Comment Re:IPv6's day will come, but... (Score 2) 390

The main difference tech people will see is that they can't ping an IPv6 address from memory. mDNS (as in xyz.local) will become the only way to access another machine with any sanity.

Monitoring DNS at home, most services are already mixing (with a preference, but quick fallback from IPv6). So I'd say that the major websites are already primarily accessed via IPv6. You won't notice it.

It'll just take years...

Comment It is coming... On Weekends... From Home... (Score 5, Interesting) 390

I have IPV6 at home (took some calls to AT&T Customer Support). I don't have it at work, the migration will probably start small network endpoints (phones (apparently t-mobile has already switch), and home networks).

Link local IPV6 is already fairly broadly available - it's the fe80 prefixed address on your ifconfig output. You should be able to ping other ipv6 addresses on your network (*nix to *nix).

Google's IPv6 stats page indicates this too... https://www.google.com/intl/en... has a peculiar comb effect for the last few years. Zooming in seems to give a bit more insight. Google's count of IPv6 connections has a full 1% swing over the weekends vs the week days. Due to IPv6's addressing method, each unique device on your network appears as a unique device on the internet, vs the NATed IPv4 that we all know and love. This would also have an accelerating increase in the number of unique IPs that are visible on the weekend. I know I use more devices over the weekend (chromebook, phone, laptop, table) vs during the week.

Open to other insights, but our homes will be likely IPv6 before our offices are. (Of course aggressive tech companies like google and facebook are likely already IPv6).

Comment Re:Hmm, I guess I invented this as well... (Score 1) 76

Damn, I wish I would have patented that and all its quantum magic...

I noticed that my vertical transmitting antenna often works better if I connect a horizontal wire about the same length as the antenna to ground at its base! The wire isn't connected to the transmitting side of the circuit at all! And how well it works varies depending on the length! Obviously there is some deus ex machina at work here...

Comment Re:My B.S. Detector is Going Off (Score 1) 76

Clearly you missed the bit where they invoked quantum mechanics, surely that explains away all the inaccuracies, like the fact you can already buy chip scale dielectric antennas

The thing that I really hate about Innovation Stories is that the reporter invariably doesn't understand what's going on, and invariably is easily convinced that The Obviiously Very Technical People have some very valuable invention.

Comment Re:vs. a Falcon 9 (Score 1) 75

They can carry about 110kg to LEO, compared to the Falcon 9's 13150kg. That's 0.84% of the payload capacity. A launch is estimated to cost $4 900 000, compared to the Falcon 9's $61 200 000. That's 8.01%. That means cost per mass to orbit is nearly an order of magnitude worse.

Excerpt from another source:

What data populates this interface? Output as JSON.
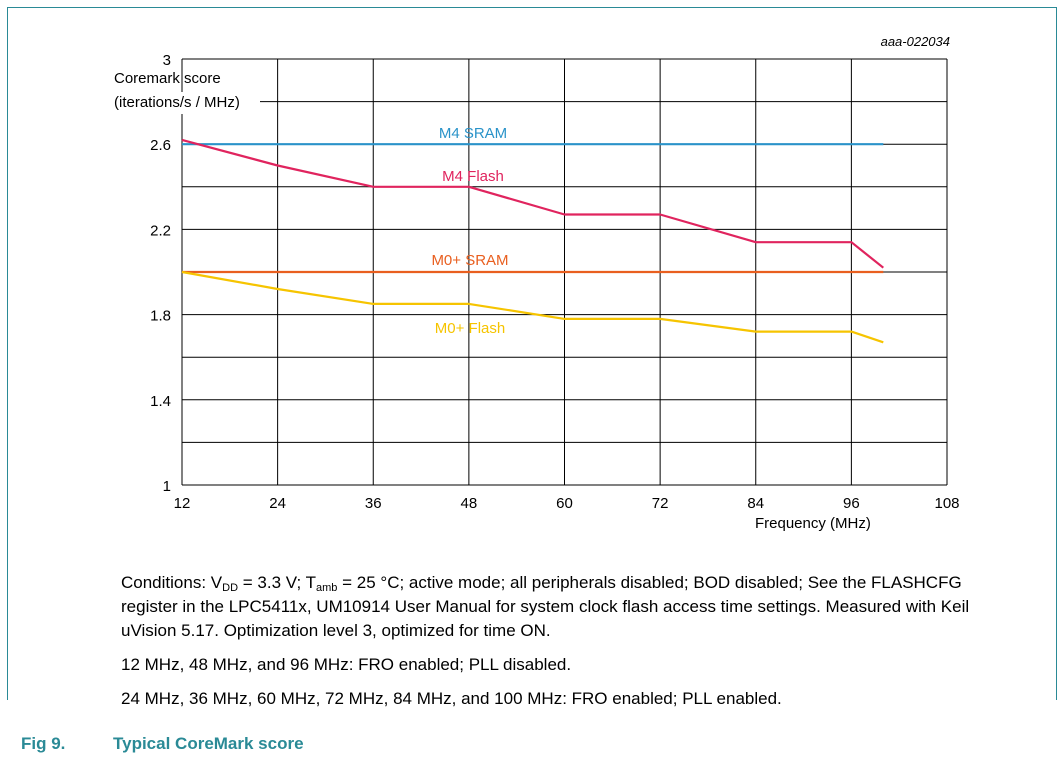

Yes, this is a really small rocket. If you are a government or some other entity that needs to put something small in orbit right away, the USD$5 Million price might not deter you, even though you could potentially launch a lot of small satellites on a Falcon 9 for less.

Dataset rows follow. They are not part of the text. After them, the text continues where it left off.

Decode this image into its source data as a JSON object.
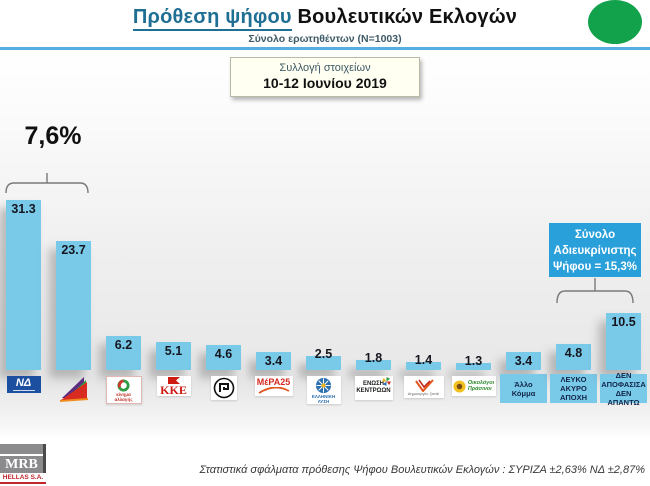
{
  "header": {
    "title_highlight": "Πρόθεση ψήφου",
    "title_rest": " Βουλευτικών Εκλογών",
    "subtitle": "Σύνολο ερωτηθέντων (N=1003)",
    "accent_color": "#1F6E93",
    "rule_color": "#56ADE0",
    "green_dot_color": "#12A24B"
  },
  "collection_box": {
    "line1": "Συλλογή στοιχείων",
    "line2": "10-12 Ιουνίου 2019"
  },
  "annotations": {
    "lead_gap": "7,6%",
    "undecided_box": {
      "line1": "Σύνολο",
      "line2": "Αδιευκρίνιστης",
      "line3": "Ψήφου = 15,3%",
      "color": "#2AA0DB"
    }
  },
  "chart_data": {
    "type": "bar",
    "title": "Πρόθεση ψήφου Βουλευτικών Εκλογών",
    "xlabel": "",
    "ylabel": "",
    "ylim": [
      0,
      35
    ],
    "grid": false,
    "legend": "none",
    "bar_color": "#79C9E8",
    "categories": [
      "Νέα Δημοκρατία",
      "ΣΥΡΙΖΑ",
      "Κίνημα Αλλαγής",
      "ΚΚΕ",
      "Χρυσή Αυγή",
      "ΜέΡΑ25",
      "Ελληνική Λύση",
      "Ένωση Κεντρώων",
      "Δημιουργία Ξανά",
      "Οικολόγοι Πράσινοι",
      "Άλλο Κόμμα",
      "ΛΕΥΚΟ ΑΚΥΡΟ ΑΠΟΧΗ",
      "ΔΕΝ ΑΠΟΦΑΣΙΣΑ ΔΕΝ ΑΠΑΝΤΩ"
    ],
    "values": [
      31.3,
      23.7,
      6.2,
      5.1,
      4.6,
      3.4,
      2.5,
      1.8,
      1.4,
      1.3,
      3.4,
      4.8,
      10.5
    ],
    "parties": [
      {
        "id": "nd",
        "name": "Νέα Δημοκρατία",
        "value": 31.3,
        "logo": "nd",
        "logo_text": "ΝΔ"
      },
      {
        "id": "syriza",
        "name": "ΣΥΡΙΖΑ",
        "value": 23.7,
        "logo": "syriza",
        "logo_text": "ΣΥΡΙΖΑ"
      },
      {
        "id": "kinal",
        "name": "Κίνημα Αλλαγής",
        "value": 6.2,
        "logo": "kinal",
        "logo_text": "κίνημα αλλαγής"
      },
      {
        "id": "kke",
        "name": "ΚΚΕ",
        "value": 5.1,
        "logo": "kke",
        "logo_text": "ΚΚΕ"
      },
      {
        "id": "xrysi-avgi",
        "name": "Χρυσή Αυγή",
        "value": 4.6,
        "logo": "xa",
        "logo_text": ""
      },
      {
        "id": "mera25",
        "name": "ΜέΡΑ25",
        "value": 3.4,
        "logo": "mera25",
        "logo_text": "ΜέΡΑ25"
      },
      {
        "id": "elliniki-lysi",
        "name": "Ελληνική Λύση",
        "value": 2.5,
        "logo": "ellysi",
        "logo_text": "ΕΛΛΗΝΙΚΗ ΛΥΣΗ"
      },
      {
        "id": "enosi-kentroon",
        "name": "Ένωση Κεντρώων",
        "value": 1.8,
        "logo": "enosi",
        "logo_text": "ΕΝΩΣΗ ΚΕΝΤΡΩΩΝ"
      },
      {
        "id": "dimiourgia-xana",
        "name": "Δημιουργία Ξανά",
        "value": 1.4,
        "logo": "dimiourgia",
        "logo_text": "Δημιουργία, ξανά!"
      },
      {
        "id": "oikologoi-prasinoi",
        "name": "Οικολόγοι Πράσινοι",
        "value": 1.3,
        "logo": "oikologoi",
        "logo_text": "Οικολόγοι Πράσινοι"
      },
      {
        "id": "allo-komma",
        "name": "Άλλο Κόμμα",
        "value": 3.4,
        "label_box": [
          "Άλλο",
          "Κόμμα"
        ]
      },
      {
        "id": "leyko-akyro-apoxi",
        "name": "ΛΕΥΚΟ ΑΚΥΡΟ ΑΠΟΧΗ",
        "value": 4.8,
        "label_box": [
          "ΛΕΥΚΟ",
          "ΑΚΥΡΟ",
          "ΑΠΟΧΗ"
        ]
      },
      {
        "id": "den-apofasisa-den-apanto",
        "name": "ΔΕΝ ΑΠΟΦΑΣΙΣΑ ΔΕΝ ΑΠΑΝΤΩ",
        "value": 10.5,
        "label_box": [
          "ΔΕΝ",
          "ΑΠΟΦΑΣΙΣΑ",
          "ΔΕΝ ΑΠΑΝΤΩ"
        ]
      }
    ]
  },
  "footer": {
    "logo_line1": "MRB",
    "logo_line2": "HELLAS S.A.",
    "note": "Στατιστικά σφάλματα πρόθεσης Ψήφου Βουλευτικών Εκλογών : ΣΥΡΙΖΑ ±2,63% ΝΔ ±2,87%"
  }
}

And it's a missile affordable by most small countries, if your payload can handle the re-entry on its own. Uh-oh. :-)

Comment Re:You Can See (Score 1) 113

Microminiature accelerometers are really cheap and very very light, and you don't have to wait for them to spin up or deal with their mechanical issues. I doubt you will see a gyro used as a sensor any longer.

Similarly, computers make good active stabilization possible and steering your engine to stabilize is a lot lighter than having to add a big rotating mass.